27 agosto 2010

Polenta e macaroni


Molto più dell'italiano e della lira, è stata l'emigrazione ad unire gli italiani.
Non ce ne ricordiamo più, forse, ma i nostri conterranei sono partiti dal Veneto (la polenta), alla Sicilia (macaroni) alla volta delle americhe alla ricerca di un futuro migliore, di quanto il nostro paese poteva garantire.
Sono stati in 27 milioni gli italiani ad attraversare l'oceano, in cerca do fortuna: non solo personaggi alla Vito Landolini da Corleone (il protagonista della saga de Il padrino).
Il padre del famoso sindaco di NY Fiorello La Guardia, era emigrante. I nonni di Rudolph Giuliani lo erano.

I nonno materno di mio padre era tornato dall'america con un paio di scarponi anfibi ai piedi e per quello era stato soprannominato "nonno scarpone".
Il bisnonno materno invece, con i soldi guadagnati in america aveva potuto comprare un'appezzamento di terra, su cui costruire la sua casa.

Ma ad altri paesani non andò altrettanto bene.
Mangiaspaghetti, mafiosi, quelli che puzzano di aglio .. Dago, paisà, maccarone.
In Francia eravamo rital, macaronì (come il libro di Macchiavelli Guccini).
In Svizzera SALAMETTISCHELLEDE: affetta salame (solo Basilea) .
C'è una famosa vignetta di Fudge del 1903 "Occhio Zio Sam, sbarcano i sorci" (riportata da Stella, nel sito Siamo tutti emigranti).
I sorci siamo noi.

Questa era la considerazione che si aveva di noi italiani. Poi però la ruota della storia gira e oggi ci ritroviamo (per una fortuna che in parte non meritiamo) dalla parte giusta dell'immigrazione. E forse ci siamo dimenticati, cosa significa scappare dalla fame e dalla povertà.

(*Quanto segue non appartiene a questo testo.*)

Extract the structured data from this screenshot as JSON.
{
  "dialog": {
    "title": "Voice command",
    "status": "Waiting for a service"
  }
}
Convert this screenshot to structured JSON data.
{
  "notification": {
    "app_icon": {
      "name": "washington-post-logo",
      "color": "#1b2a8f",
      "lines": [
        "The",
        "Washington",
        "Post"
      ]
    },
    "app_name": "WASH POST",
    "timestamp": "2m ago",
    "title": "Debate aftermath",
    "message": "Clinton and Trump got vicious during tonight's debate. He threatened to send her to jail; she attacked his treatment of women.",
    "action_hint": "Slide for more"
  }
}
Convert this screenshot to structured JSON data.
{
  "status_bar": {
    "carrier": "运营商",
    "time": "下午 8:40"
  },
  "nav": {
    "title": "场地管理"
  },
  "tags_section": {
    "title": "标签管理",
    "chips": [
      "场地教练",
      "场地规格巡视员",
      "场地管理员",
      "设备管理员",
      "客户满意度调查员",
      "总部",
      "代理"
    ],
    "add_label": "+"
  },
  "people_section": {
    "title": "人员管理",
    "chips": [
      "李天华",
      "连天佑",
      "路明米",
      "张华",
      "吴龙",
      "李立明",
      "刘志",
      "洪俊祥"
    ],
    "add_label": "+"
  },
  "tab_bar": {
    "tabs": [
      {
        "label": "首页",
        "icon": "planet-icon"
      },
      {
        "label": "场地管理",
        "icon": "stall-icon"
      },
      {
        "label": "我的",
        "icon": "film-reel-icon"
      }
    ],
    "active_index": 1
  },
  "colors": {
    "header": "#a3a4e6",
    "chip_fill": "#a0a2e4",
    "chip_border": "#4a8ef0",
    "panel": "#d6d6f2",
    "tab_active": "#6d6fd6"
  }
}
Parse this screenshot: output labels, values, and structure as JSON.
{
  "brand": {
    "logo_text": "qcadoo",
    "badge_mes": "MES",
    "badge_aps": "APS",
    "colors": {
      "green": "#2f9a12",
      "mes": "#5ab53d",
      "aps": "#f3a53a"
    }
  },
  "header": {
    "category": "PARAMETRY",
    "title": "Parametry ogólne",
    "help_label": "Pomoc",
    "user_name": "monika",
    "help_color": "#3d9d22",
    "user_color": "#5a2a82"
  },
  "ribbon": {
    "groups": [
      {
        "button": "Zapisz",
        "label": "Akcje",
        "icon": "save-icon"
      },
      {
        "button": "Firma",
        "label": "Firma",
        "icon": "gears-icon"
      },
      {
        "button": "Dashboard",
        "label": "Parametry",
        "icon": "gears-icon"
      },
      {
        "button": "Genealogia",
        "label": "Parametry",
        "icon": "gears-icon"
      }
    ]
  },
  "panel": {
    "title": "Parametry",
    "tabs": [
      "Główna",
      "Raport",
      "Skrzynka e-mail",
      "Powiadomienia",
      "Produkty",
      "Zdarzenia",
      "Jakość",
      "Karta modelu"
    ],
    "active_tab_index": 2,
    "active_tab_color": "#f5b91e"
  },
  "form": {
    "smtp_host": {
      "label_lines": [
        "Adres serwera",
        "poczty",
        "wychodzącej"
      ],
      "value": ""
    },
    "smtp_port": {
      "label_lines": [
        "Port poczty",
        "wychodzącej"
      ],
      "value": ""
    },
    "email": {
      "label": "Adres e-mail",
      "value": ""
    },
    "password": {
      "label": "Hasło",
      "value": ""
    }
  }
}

Ecco, guardatevi la puntata de La grande storia "Polenta e macaroni".

Sinossi:
Polenta e macaroni.
quando gli altri eravamo noi

“Occhio zio Sam sbarcano i sorci!” così titola una vignetta pubblicata su un giornale americano nel 1903. Quei sorci, rappresentati mentre schizzano correndo fuori da una stiva, sono solo alcuni tra le migliaia e migliaia di italiani che si riversarono negli Stati Uniti tra la fine dell’Ottocento e i primi decenni del Novecento.
L’avanguardia di una massa di migranti che tra il 1876 e il 1976 porterà fuori dai confini nazionali in cerca di un lavoro, ben 27.000.000 di persone.
Una massa di individui poveri, affamati, impauriti, facile preda di agenti cui vendere le proprie braccia e i propri figli. Bambini di appena sette otto anni, ceduti per 100 lire a trafficanti senza scrupoli, per mendicare nelle piazze al comando di orchi ambulanti o lavorare davanti fuoco delle vetrerie francesi.
E ancora centinaia di migliaia di clandestini sulle navi per le Americhe o tra i sentieri delle Alpi.
E poi emigranti con tanto di passaporto e biglietto, ma accusati di essere ladri di posti di lavoro e crumiri. Linciati perché bastardi dal sangue nero. Considerati tutti anarchici, mafiosi, criminali.

Disprezzati nelle miniere del Belgio perché considerati ancora alleati del nemico nazista. Vittime della xenofobia svizzera, che considera reato non grave l’omicidio di un italiano. Obbligati a nascondere i figli, a rintanarli in casa, a costringerli al silenzio per non essere espulsi.
Il documentario si propone di raccontare alcune di queste storie, alcuni di questi episodi tra i più difficili, brutali, inquietanti.
Dai viaggi in nave verso l’America ai massacri di New Orleans o della fabbrica Triangle di New York. Dall’accusa di essere neri nel sangue a quella di esprimere un cattolicesimo primitivo e pagano.
Dall’emigrazione fascista nelle colonie africane all’emigrazione del dopoguerra propagandata dal governo come contributo individuale alla ricostruzione dell’economia nazionale.

Una storia fatta di storie, raccontata con l’ausilio di linguaggi diversi: la memoria delle testimonianze, il racconto delle immagini di repertorio, l’affabulazione di un narratore, i flash di una fiction d’epoca cinematografica o televisiva.